Langeri is a village in Shaheed Bhagat Singh Nagar district of Punjab State, India. It is located 6.4 km away from postal head office Behram, 8 km from Banga, 19 km from district headquarter Shaheed Bhagat Singh Nagar and 112 km from state capital Chandigarh. The village is administrated by Sarpanch an elected representative of the village.

== Demography ==
As of 2011, Langeri has a total number of 331 houses and population of 1526 of which 793 include are males while 733 are females according to the report published by Census India in 2011. The literacy rate of Langeri is 77.44%, higher than the state average of 75.84%. The population of children under the age of 6 years is 161 which is 10.55% of total population of Langeri, and child sex ratio is approximately 917 as compared to Punjab state average of 846.

Most of the people are from Schedule Caste which constitutes 69.53% of total population in Langeri. The town does not have any Schedule Tribe population so far.
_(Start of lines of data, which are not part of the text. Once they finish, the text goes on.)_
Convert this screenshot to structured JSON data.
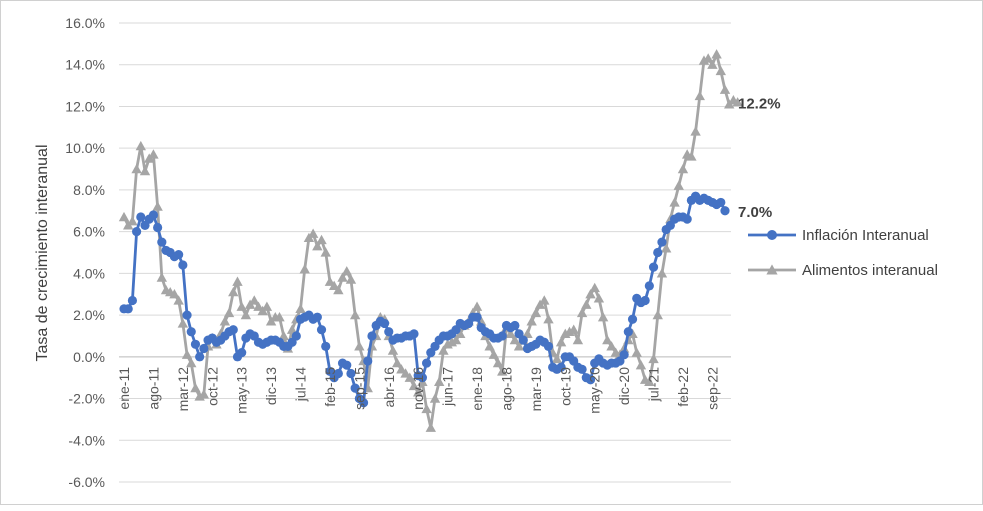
{
  "chart_data": {
    "type": "line",
    "title": "",
    "xlabel": "",
    "ylabel": "Tasa de crecimiento interanual",
    "ylim": [
      -0.06,
      0.16
    ],
    "yticks": [
      "16.0%",
      "14.0%",
      "12.0%",
      "10.0%",
      "8.0%",
      "6.0%",
      "4.0%",
      "2.0%",
      "0.0%",
      "-2.0%",
      "-4.0%",
      "-6.0%"
    ],
    "x_tick_labels": [
      {
        "index": 0,
        "label": "ene-11"
      },
      {
        "index": 7,
        "label": "ago-11"
      },
      {
        "index": 14,
        "label": "mar-12"
      },
      {
        "index": 21,
        "label": "oct-12"
      },
      {
        "index": 28,
        "label": "may-13"
      },
      {
        "index": 35,
        "label": "dic-13"
      },
      {
        "index": 42,
        "label": "jul-14"
      },
      {
        "index": 49,
        "label": "feb-15"
      },
      {
        "index": 56,
        "label": "sep-15"
      },
      {
        "index": 63,
        "label": "abr-16"
      },
      {
        "index": 70,
        "label": "nov-16"
      },
      {
        "index": 77,
        "label": "jun-17"
      },
      {
        "index": 84,
        "label": "ene-18"
      },
      {
        "index": 91,
        "label": "ago-18"
      },
      {
        "index": 98,
        "label": "mar-19"
      },
      {
        "index": 105,
        "label": "oct-19"
      },
      {
        "index": 112,
        "label": "may-20"
      },
      {
        "index": 119,
        "label": "dic-20"
      },
      {
        "index": 126,
        "label": "jul-21"
      },
      {
        "index": 133,
        "label": "feb-22"
      },
      {
        "index": 140,
        "label": "sep-22"
      }
    ],
    "grid": true,
    "legend_position": "right",
    "series": [
      {
        "name": "Inflación Interanual",
        "color": "#4472c4",
        "marker": "circle",
        "end_label": "7.0%",
        "values": [
          0.023,
          0.023,
          0.027,
          0.06,
          0.067,
          0.063,
          0.066,
          0.068,
          0.062,
          0.055,
          0.051,
          0.05,
          0.048,
          0.049,
          0.044,
          0.02,
          0.012,
          0.006,
          0.0,
          0.004,
          0.008,
          0.009,
          0.007,
          0.008,
          0.01,
          0.012,
          0.013,
          0.0,
          0.002,
          0.009,
          0.011,
          0.01,
          0.007,
          0.006,
          0.007,
          0.008,
          0.008,
          0.007,
          0.005,
          0.005,
          0.007,
          0.01,
          0.018,
          0.019,
          0.02,
          0.018,
          0.019,
          0.013,
          0.005,
          -0.007,
          -0.01,
          -0.008,
          -0.003,
          -0.004,
          -0.008,
          -0.015,
          -0.02,
          -0.022,
          -0.002,
          0.01,
          0.015,
          0.017,
          0.016,
          0.012,
          0.008,
          0.009,
          0.009,
          0.01,
          0.01,
          0.011,
          -0.009,
          -0.01,
          -0.003,
          0.002,
          0.005,
          0.008,
          0.01,
          0.01,
          0.011,
          0.013,
          0.016,
          0.015,
          0.016,
          0.019,
          0.019,
          0.014,
          0.012,
          0.011,
          0.009,
          0.009,
          0.01,
          0.015,
          0.014,
          0.015,
          0.011,
          0.008,
          0.004,
          0.005,
          0.006,
          0.008,
          0.007,
          0.005,
          -0.005,
          -0.006,
          -0.005,
          0.0,
          0.0,
          -0.002,
          -0.005,
          -0.006,
          -0.01,
          -0.011,
          -0.003,
          -0.001,
          -0.003,
          -0.004,
          -0.003,
          -0.003,
          -0.002,
          0.001,
          0.012,
          0.018,
          0.028,
          0.026,
          0.027,
          0.034,
          0.043,
          0.05,
          0.055,
          0.061,
          0.063,
          0.066,
          0.067,
          0.067,
          0.066,
          0.075,
          0.077,
          0.075,
          0.076,
          0.075,
          0.074,
          0.073,
          0.074,
          0.07
        ]
      },
      {
        "name": "Alimentos interanual",
        "color": "#a5a5a5",
        "marker": "triangle",
        "end_label": "12.2%",
        "values": [
          0.067,
          0.063,
          0.065,
          0.09,
          0.101,
          0.089,
          0.095,
          0.097,
          0.072,
          0.038,
          0.032,
          0.031,
          0.03,
          0.027,
          0.016,
          0.001,
          -0.003,
          -0.015,
          -0.019,
          -0.018,
          0.005,
          0.009,
          0.006,
          0.011,
          0.017,
          0.021,
          0.031,
          0.036,
          0.024,
          0.02,
          0.025,
          0.027,
          0.024,
          0.022,
          0.024,
          0.017,
          0.019,
          0.019,
          0.01,
          0.004,
          0.013,
          0.018,
          0.023,
          0.042,
          0.057,
          0.059,
          0.053,
          0.056,
          0.05,
          0.036,
          0.034,
          0.032,
          0.038,
          0.041,
          0.037,
          0.02,
          0.005,
          -0.002,
          -0.015,
          0.005,
          0.01,
          0.019,
          0.018,
          0.01,
          0.003,
          -0.003,
          -0.006,
          -0.008,
          -0.01,
          -0.014,
          -0.017,
          -0.012,
          -0.025,
          -0.034,
          -0.02,
          -0.012,
          0.003,
          0.006,
          0.007,
          0.008,
          0.011,
          0.015,
          0.017,
          0.021,
          0.024,
          0.017,
          0.01,
          0.005,
          0.001,
          -0.003,
          -0.007,
          0.014,
          0.011,
          0.008,
          0.005,
          0.008,
          0.011,
          0.017,
          0.021,
          0.025,
          0.027,
          0.018,
          0.002,
          -0.001,
          0.007,
          0.011,
          0.012,
          0.013,
          0.008,
          0.021,
          0.025,
          0.03,
          0.033,
          0.028,
          0.019,
          0.008,
          0.005,
          0.002,
          0.001,
          0.004,
          0.008,
          0.011,
          0.002,
          -0.004,
          -0.011,
          -0.012,
          -0.001,
          0.02,
          0.04,
          0.052,
          0.066,
          0.074,
          0.082,
          0.09,
          0.097,
          0.096,
          0.108,
          0.125,
          0.142,
          0.143,
          0.14,
          0.145,
          0.137,
          0.128,
          0.121,
          0.123,
          0.122
        ]
      }
    ]
  }
}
As per the report published by Census India in 2011, 458 people were engaged in work activities out of the total population of Langeri which includes 422 males and 36 females. According to census survey report 2011, 41.70% workers describe their work as main work and 58.30% workers are involved in Marginal activity providing livelihood for less than 6 months.

== Education ==
The village has a Punjabi medium, co-ed upper primary school founded in 1944. The schools provide mid-day meal as per Indian Midday Meal Scheme. As per Right of Children to Free and Compulsory Education Act the school provide free education to children between the ages of 6 and 14. Amardeep Singh Shergill Memorial college Mukandpur and Sikh National College Banga are the nearest colleges.

== Transport ==
Banga train station is the nearest train station however, Phagwara Junction railway station is 37 km away from the village. Sahnewal Airport is the nearest domestic airport which located 87 km away in Ludhiana and the nearest international airport is located in Chandigarh also Sri Guru Ram Dass Jee International Airport is the second nearest airport which is 149 km away in Amritsar.